Pre-training and fine-tuning have emerged as a promising paradigm across various natural language processing (NLP) tasks. The effectiveness of pretrained large language models (LLM) has witnessed further enhancement, holding potential for applications in the field of medicine, particularly in the context of Traditional Chinese Medicine (TCM). However, the application of these general models to specific domains often yields suboptimal results, primarily due to challenges like lack of domain knowledge, unique objectives, and computational efficiency. Furthermore, their effectiveness in specialized domains, such as Traditional Chinese Medicine, requires comprehensive evaluation. To address the above issues, we propose a novel domain specific TCMDA (TCM Domain Adaptation) approach, efficient pre-training with domain-specific corpus. Specifically, we first construct a large TCM-specific corpus, TCM-Corpus-1B, by identifying domain keywords and retreving from general corpus. Then, our TCMDA leverages the LoRA which freezes the pretrained model's weights and uses rank decomposition matrices to efficiently train specific dense layers for pre-training and fine-tuning, efficiently aligning the model with TCM-related tasks, namely TCM-GPT-7B. We further conducted extensive experiments on two TCM tasks, including TCM examination and TCM diagnosis. TCM-GPT-7B archived the best performance across both datasets, outperforming other models by relative increments of 17% and 12% in accuracy, respectively. To the best of our knowledge, our study represents the pioneering validation of domain adaptation of a large language model with 7 billion parameters in TCM domain. We will release both TCMCorpus-1B and TCM-GPT-7B model once accepted to facilitate interdisciplinary development in TCM and NLP, serving as the foundation for further study.

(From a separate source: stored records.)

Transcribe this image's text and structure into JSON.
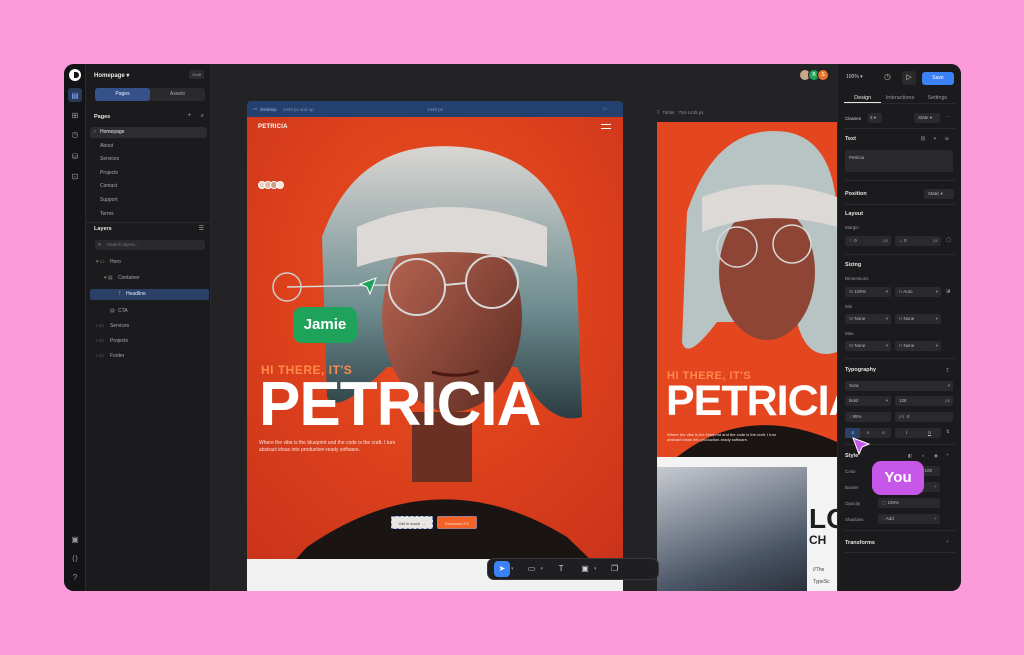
{
  "project": {
    "name": "Homepage ▾",
    "status_badge": "Draft"
  },
  "left_tabs": [
    "Pages",
    "Assets"
  ],
  "pages": {
    "title": "Pages",
    "items": [
      "Homepage",
      "About",
      "Services",
      "Projects",
      "Contact",
      "Support",
      "Terms"
    ],
    "active": "Homepage"
  },
  "layers": {
    "title": "Layers",
    "search_placeholder": "Search layers...",
    "items": [
      {
        "label": "Hero",
        "glyph": "▾ ▭"
      },
      {
        "label": "Container",
        "glyph": "▾ ▤"
      },
      {
        "label": "Headline",
        "glyph": "T"
      },
      {
        "label": "CTA",
        "glyph": "▤"
      },
      {
        "label": "Services",
        "glyph": "› ▭"
      },
      {
        "label": "Projects",
        "glyph": "› ▭"
      },
      {
        "label": "Footer",
        "glyph": "› ▭"
      }
    ]
  },
  "canvas": {
    "desktop_frame": {
      "label": "Desktop",
      "meta": "1440 px and up",
      "width": "1440 px"
    },
    "tablet_frame": {
      "label": "Tablet",
      "meta": "768-1439 px"
    },
    "site": {
      "brand": "PETRICIA",
      "greeting": "HI THERE, IT'S",
      "name": "PETRICIA",
      "tagline_line1": "Where the vibe is the blueprint and the code is the craft. I turn",
      "tagline_line2": "abstract ideas into production-ready software.",
      "cta_primary": "Get in touch →",
      "cta_secondary": "Download CV",
      "next_section_partial": "LO",
      "next_section_partial2": "CH",
      "next_text_1": "//The",
      "next_text_2": "TypeSc"
    },
    "collaborators": {
      "jamie": "Jamie",
      "you": "You"
    }
  },
  "toolbar": {
    "tools": [
      "cursor-tool",
      "frame-tool",
      "text-tool",
      "image-tool",
      "components-tool"
    ]
  },
  "right_panel": {
    "zoom": "100% ▾",
    "save_label": "Save",
    "tabs": [
      "Design",
      "Interactions",
      "Settings"
    ],
    "classes": {
      "label": "Classes",
      "count": "3 ▾",
      "state": "State ▾"
    },
    "text": {
      "title": "Text",
      "value": "Petricia"
    },
    "position": {
      "title": "Position",
      "value": "Static ▾"
    },
    "layout": {
      "title": "Layout",
      "margin_label": "Margin",
      "margin_top": "0",
      "margin_bottom": "0",
      "unit": "px"
    },
    "sizing": {
      "title": "Sizing",
      "dimensions_label": "Dimensions",
      "w": "100%",
      "h": "Auto",
      "min_label": "Min",
      "min_w": "None",
      "min_h": "None",
      "max_label": "Max",
      "max_w": "None",
      "max_h": "None"
    },
    "typography": {
      "title": "Typography",
      "font": "Sora",
      "weight": "Bold",
      "size": "128",
      "line_height": "95%",
      "letter_spacing": "-2",
      "unit": "px"
    },
    "style": {
      "title": "Style",
      "color_label": "Color",
      "color_value": "100",
      "border_label": "Border",
      "opacity_label": "Opacity",
      "opacity_value": "100%",
      "shadows_label": "Shadows",
      "shadows_value": "Add"
    },
    "transforms": {
      "title": "Transforms"
    }
  },
  "colors": {
    "accent": "#3b82f6",
    "hero_bg": "#e8441e",
    "jamie": "#1fa35b",
    "you": "#c657e8"
  }
}
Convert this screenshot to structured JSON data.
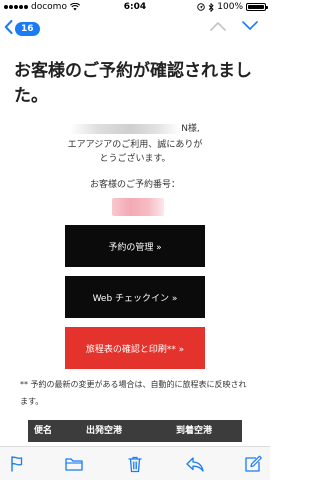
{
  "colors": {
    "accent": "#1a7cf5",
    "red_button": "#e4332c",
    "dark_button": "#0b0b0b",
    "table_header": "#3c3c3c"
  },
  "status_bar": {
    "carrier": "docomo",
    "time": "6:04",
    "battery": "100%"
  },
  "nav": {
    "back_count": "16"
  },
  "email": {
    "heading": "お客様のご予約が確認されました。",
    "greeting_suffix": "N様,",
    "greeting_line2": "エアアジアのご利用、誠にありが",
    "greeting_line3": "とうございます。",
    "reservation_label": "お客様のご予約番号：",
    "buttons": {
      "manage": "予約の管理 »",
      "web_checkin": "Web チェックイン »",
      "itinerary": "旅程表の確認と印刷** »"
    },
    "note": "** 予約の最新の変更がある場合は、自動的に旅程表に反映されます。",
    "table_headers": [
      "便名",
      "出発空港",
      "到着空港"
    ]
  },
  "toolbar_icons": [
    "flag-icon",
    "folder-icon",
    "trash-icon",
    "reply-icon",
    "compose-icon"
  ]
}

翻译：预训练与微调已成为各类自然语言处理任务中一种前景广阔的研究范式。预训练大型语言模型（LLM）的有效性已得到进一步提升，在医学领域尤其是中医情境中展现出应用潜力。然而，将这些通用模型应用于特定领域时，常因领域知识匮乏、目标独特性及计算效率低下等挑战而效果欠佳。此外，它们在中医学等专业领域的有效性尚需全面评估。为解决上述问题，我们提出一种新颖的领域特异性中医领域自适应方法——TCMDA，即基于领域专用语料的高效预训练。具体而言，我们首先通过识别领域关键词并从通用语料中检索，构建了大规模中医专用语料库TCM-Corpus-1B。随后，我们的TCMDA方法采用LoRA技术，冻结预训练模型权重，利用秩分解矩阵高效训练特定密集层以进行预训练与微调，从而实现模型与中医相关任务的精准对齐，即TCM-GPT-7B。我们进一步在两项中医任务（包括中医问诊与中医辨证）上开展了广泛实验。TCM-GPT-7B在两个数据集上均取得了最优性能，准确率分别相对提升17%和12%。据我们所知，本研究首次验证了70亿参数大型语言模型在中医领域的领域自适应性。论文被接收后，我们将公开发布TCM-Corpus-1B语料库与TCM-GPT-7B模型，以促进中医与自然语言处理的交叉学科发展，并为后续研究奠定基础。